Auf der Suche nach Aufklärung darüber, weshalb er berufen wurde und wie er nun werde arbeiten können, erfährt K. – und der Leser – durchaus einiges über die Begebenheiten und Strukturen des Schlosses und des Dorfs und seiner Bewohner. Das Schloss selbst bleibt unerreicht, es steht für den Staatsapparat. Die Dorfbewohner leben in vorauseilendem Gehorsam, geißeln sich selbst, ohne jemals verurteilt worden zu sein – das perfekte System der Selbstkontrolle. Alles, was sich zwischen Schloß und Dorfbewohnern abspielt, ist symbolhaft für die Bürokratie; die vom Schloss Gesandten sind die Behörden und Ämter, die unerreichbaren, weil vermeintlich Dauerbeschäftigten.

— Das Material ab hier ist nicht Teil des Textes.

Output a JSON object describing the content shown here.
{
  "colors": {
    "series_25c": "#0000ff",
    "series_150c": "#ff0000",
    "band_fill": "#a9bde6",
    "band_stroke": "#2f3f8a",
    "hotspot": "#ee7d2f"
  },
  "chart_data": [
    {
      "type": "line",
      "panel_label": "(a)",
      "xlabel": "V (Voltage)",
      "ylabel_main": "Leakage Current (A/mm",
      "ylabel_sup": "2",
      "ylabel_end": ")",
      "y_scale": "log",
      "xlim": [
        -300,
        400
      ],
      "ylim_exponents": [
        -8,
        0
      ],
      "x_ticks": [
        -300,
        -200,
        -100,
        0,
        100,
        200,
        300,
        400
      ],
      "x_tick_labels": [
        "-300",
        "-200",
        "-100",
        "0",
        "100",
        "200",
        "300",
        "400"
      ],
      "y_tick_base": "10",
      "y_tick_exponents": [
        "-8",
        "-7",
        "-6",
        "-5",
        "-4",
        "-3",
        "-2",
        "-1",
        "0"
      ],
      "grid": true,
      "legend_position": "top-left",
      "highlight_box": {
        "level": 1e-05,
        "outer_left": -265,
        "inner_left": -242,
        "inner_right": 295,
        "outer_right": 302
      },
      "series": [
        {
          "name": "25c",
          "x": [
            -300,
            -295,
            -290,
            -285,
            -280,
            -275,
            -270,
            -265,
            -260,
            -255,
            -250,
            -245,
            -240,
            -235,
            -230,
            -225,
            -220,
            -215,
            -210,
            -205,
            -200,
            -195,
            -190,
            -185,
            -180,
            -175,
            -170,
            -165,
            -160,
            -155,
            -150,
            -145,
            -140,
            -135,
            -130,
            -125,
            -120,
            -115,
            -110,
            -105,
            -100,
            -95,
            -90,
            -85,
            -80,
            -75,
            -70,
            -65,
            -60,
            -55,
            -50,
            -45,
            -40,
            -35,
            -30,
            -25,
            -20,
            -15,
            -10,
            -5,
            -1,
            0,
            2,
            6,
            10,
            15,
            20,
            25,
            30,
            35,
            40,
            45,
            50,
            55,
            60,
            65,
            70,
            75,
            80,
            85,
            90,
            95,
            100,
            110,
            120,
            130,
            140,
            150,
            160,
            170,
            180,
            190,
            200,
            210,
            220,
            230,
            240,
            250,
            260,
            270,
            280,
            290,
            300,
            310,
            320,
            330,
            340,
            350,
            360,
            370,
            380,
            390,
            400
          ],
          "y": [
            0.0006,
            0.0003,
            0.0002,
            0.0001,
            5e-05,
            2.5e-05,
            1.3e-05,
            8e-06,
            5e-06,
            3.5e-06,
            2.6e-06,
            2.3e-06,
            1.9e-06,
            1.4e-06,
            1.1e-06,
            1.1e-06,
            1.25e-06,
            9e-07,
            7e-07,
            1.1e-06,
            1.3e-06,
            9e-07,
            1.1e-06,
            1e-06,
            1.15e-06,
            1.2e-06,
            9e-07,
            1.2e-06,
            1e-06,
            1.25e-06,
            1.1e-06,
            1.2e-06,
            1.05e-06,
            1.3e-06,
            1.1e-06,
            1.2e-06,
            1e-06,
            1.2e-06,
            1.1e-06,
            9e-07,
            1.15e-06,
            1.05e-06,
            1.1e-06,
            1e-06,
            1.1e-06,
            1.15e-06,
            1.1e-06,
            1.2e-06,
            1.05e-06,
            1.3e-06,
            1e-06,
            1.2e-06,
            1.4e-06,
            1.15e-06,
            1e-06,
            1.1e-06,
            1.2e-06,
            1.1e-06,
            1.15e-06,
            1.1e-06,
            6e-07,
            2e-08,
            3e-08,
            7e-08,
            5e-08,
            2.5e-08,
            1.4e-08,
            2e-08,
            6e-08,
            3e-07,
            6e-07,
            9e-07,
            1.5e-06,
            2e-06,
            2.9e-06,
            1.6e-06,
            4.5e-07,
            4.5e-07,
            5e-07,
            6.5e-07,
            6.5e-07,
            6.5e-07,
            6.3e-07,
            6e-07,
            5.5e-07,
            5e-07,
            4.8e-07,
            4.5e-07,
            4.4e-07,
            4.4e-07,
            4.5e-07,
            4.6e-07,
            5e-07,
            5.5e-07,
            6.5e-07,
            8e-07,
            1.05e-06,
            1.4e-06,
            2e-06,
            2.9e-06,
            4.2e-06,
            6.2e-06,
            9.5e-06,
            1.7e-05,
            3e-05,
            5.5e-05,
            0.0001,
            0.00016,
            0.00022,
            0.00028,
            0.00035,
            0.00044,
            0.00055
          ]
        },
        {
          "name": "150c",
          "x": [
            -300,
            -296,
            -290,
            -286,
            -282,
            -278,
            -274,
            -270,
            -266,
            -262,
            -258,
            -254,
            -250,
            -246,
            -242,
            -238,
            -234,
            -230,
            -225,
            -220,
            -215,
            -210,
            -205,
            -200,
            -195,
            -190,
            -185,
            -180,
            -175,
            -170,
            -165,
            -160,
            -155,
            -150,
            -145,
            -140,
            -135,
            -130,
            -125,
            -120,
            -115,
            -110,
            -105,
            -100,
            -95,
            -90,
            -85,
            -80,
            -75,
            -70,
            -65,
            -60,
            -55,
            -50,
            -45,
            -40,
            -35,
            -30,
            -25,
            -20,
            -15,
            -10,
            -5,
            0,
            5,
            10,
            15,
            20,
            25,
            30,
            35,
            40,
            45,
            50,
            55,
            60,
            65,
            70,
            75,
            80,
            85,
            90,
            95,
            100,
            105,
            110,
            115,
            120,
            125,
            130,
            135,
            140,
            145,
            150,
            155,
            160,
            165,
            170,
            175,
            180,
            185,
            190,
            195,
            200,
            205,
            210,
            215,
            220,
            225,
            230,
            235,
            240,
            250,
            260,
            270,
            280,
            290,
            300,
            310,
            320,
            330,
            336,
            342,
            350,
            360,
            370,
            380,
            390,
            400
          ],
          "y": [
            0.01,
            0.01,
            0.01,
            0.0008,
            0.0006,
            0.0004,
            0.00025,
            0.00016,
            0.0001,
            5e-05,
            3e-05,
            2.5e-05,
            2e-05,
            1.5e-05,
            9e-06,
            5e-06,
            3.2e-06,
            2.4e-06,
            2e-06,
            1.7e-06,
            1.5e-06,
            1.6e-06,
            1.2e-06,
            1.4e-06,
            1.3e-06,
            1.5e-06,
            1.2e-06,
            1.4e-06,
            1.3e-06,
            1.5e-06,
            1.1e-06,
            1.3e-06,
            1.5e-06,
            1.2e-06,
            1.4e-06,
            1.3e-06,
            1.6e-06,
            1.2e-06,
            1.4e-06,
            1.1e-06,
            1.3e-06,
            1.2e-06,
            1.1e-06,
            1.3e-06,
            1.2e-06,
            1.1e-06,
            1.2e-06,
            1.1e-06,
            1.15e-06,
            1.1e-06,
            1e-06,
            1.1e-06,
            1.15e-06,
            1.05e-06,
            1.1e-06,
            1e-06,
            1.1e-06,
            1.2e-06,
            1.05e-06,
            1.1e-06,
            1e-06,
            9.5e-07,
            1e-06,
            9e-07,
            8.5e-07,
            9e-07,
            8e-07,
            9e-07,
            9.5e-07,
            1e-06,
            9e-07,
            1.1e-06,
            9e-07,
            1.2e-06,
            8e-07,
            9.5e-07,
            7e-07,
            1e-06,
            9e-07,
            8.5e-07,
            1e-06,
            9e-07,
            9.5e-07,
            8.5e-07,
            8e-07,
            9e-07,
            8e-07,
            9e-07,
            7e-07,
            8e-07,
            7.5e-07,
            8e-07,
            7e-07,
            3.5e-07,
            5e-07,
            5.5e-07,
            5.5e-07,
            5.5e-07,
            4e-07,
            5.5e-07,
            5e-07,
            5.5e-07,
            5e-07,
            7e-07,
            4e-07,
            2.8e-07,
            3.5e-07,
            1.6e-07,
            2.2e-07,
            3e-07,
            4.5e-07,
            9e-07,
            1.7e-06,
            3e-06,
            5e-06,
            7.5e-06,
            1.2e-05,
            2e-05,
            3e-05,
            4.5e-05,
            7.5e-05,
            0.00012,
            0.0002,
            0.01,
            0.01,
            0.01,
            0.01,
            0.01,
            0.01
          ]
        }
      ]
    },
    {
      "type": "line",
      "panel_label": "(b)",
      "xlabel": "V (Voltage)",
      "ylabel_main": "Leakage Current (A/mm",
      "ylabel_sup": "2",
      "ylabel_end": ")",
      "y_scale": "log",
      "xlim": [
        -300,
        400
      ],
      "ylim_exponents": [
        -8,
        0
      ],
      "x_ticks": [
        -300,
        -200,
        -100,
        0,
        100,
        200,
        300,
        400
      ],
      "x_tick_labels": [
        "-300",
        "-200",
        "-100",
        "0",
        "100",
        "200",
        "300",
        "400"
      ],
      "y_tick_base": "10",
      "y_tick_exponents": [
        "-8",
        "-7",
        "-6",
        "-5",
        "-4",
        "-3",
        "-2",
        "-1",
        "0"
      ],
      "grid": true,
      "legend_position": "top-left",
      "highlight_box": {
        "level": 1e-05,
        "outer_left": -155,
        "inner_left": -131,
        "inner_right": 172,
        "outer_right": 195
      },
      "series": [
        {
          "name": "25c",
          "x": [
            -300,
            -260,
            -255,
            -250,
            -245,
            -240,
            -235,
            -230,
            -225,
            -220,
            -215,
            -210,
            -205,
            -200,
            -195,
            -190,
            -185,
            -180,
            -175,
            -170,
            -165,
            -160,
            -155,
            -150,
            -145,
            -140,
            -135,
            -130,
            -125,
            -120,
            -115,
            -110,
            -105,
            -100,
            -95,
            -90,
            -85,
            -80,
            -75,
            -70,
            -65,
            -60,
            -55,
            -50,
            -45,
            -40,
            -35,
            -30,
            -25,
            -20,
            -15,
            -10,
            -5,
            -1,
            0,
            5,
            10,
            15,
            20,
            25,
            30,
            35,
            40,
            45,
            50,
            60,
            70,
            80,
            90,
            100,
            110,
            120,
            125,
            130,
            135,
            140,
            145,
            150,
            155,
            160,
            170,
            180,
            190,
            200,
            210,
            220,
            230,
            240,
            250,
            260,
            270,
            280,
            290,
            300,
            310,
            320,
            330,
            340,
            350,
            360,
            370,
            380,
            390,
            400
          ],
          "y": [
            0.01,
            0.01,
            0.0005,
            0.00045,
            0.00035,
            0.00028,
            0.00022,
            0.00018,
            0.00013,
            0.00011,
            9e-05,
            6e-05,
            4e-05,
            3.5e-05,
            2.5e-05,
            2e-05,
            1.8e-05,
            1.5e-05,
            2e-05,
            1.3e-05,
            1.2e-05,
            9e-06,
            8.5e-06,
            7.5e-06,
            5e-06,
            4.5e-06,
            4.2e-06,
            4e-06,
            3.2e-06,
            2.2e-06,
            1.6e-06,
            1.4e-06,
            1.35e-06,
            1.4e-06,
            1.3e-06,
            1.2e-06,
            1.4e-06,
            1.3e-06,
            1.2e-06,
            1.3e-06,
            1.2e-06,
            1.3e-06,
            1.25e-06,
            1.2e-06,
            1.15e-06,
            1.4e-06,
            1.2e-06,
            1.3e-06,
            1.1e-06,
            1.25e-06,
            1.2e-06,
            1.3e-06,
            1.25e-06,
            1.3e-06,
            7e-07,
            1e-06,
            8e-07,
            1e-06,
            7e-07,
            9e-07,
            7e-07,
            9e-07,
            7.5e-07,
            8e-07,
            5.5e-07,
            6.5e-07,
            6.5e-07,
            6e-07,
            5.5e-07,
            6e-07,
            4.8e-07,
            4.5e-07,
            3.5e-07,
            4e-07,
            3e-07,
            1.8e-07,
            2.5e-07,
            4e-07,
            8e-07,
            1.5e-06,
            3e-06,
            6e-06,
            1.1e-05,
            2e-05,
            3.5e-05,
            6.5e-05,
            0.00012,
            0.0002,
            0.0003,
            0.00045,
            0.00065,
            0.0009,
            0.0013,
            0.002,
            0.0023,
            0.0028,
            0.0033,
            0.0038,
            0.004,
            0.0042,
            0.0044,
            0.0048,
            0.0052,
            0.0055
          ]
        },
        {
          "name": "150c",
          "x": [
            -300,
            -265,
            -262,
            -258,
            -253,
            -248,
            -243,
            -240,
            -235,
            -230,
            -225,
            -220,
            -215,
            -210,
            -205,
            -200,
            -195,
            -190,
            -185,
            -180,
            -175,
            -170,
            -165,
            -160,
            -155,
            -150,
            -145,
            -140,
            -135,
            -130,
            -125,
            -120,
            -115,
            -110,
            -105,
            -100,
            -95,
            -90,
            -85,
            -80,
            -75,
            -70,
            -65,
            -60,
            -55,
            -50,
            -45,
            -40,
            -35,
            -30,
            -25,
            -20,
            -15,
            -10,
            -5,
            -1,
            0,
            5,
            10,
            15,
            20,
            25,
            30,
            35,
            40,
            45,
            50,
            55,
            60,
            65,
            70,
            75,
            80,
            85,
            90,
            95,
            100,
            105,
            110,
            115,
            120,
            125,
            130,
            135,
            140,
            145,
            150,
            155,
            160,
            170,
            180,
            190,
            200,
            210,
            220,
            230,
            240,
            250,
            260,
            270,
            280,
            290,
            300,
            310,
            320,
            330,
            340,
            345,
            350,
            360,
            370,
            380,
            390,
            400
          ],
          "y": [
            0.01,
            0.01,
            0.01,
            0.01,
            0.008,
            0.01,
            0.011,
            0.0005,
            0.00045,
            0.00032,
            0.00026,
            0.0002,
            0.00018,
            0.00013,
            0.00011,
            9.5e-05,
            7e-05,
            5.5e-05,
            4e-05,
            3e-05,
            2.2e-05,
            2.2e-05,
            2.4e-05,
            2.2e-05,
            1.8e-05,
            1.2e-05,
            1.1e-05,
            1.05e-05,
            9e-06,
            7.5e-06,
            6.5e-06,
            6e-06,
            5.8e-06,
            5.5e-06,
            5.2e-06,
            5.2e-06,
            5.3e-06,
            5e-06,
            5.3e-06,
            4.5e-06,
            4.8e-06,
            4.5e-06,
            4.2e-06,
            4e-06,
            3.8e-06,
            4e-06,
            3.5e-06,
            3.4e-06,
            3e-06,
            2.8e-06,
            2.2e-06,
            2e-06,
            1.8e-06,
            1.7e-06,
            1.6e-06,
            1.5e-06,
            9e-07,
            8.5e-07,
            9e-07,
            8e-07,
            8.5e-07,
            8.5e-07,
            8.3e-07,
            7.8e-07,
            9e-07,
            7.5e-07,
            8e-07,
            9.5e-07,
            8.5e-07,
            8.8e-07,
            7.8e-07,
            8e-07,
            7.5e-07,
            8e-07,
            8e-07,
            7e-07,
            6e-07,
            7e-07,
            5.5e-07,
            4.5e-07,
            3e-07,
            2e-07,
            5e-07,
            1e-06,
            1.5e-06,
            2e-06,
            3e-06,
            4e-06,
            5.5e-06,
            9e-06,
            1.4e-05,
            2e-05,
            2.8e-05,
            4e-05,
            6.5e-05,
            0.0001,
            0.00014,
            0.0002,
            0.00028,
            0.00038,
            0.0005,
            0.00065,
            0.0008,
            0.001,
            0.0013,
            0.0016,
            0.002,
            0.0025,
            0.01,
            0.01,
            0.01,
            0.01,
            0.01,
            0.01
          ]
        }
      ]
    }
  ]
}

“´Nun bitte ich aber Sie, Herr Sekretär, mir zu sagen, ob die Meinung der Frau Wirtin richtig ist, dass nämlich das Protokoll, daß Sie mit mir aufnehmen wollen, in seinen Folgen dazu führen könnte, daß ich vor Klamm erscheinen darf. Ist dies der Fall, bin ich sofort bereit, alle Fragen zu beantworten. In dieser Hinsicht bin ich überhaupt zu allem bereit.`- ´Nein`, sagte Momus, ´solche Zusammenhänge bestehen nicht. Es handelt sich nur darum, für die Klammsche Dorftegistratur eine genaue Beschreibung des heutigen Nachmittags zu erhalten. Die Beschreibung ist schon fertig, nur zwei, drei Lücken sollen Sie noch ausfüllen, der Ordnung halber; ein anderer Zweck besteht nicht und kann auch nicht erreicht werden`.“

“Wohin Sie auch kommen, bleiben Sie sich dessen bewußt, daß Sie hier der Unwissendste sind, und seien Sie vorsichtig“, wird K. eingangs gewarnt. Er bleibt unwissend. Und ist vielleicht der einzig Sehende.

Als K. letztendlich vorgelassen wird, des nächstens, findet er Schlafstätten vor, kleine Kammern, deren Zwischenwände nicht bis an die Decke reichen – wie in einer Behördenstube. Eine perfekte Parabel.

Die (unvollendete) Geschichte spielt sich im kurzen Zeitraum von einer Woche ab. Im Nachwort erfährt der Leser, laut Kafka habe K. in dem Dorf sterben sollen, an Entkräftung. Beinahe ist man froh, dass Kafka das Buch nicht zu Ende geschrieben hat, kann sich doch der Leser so ein versöhnliches Ende denken. Ein, wie gesagt, quälendes Buch – aber ein lesenswertes.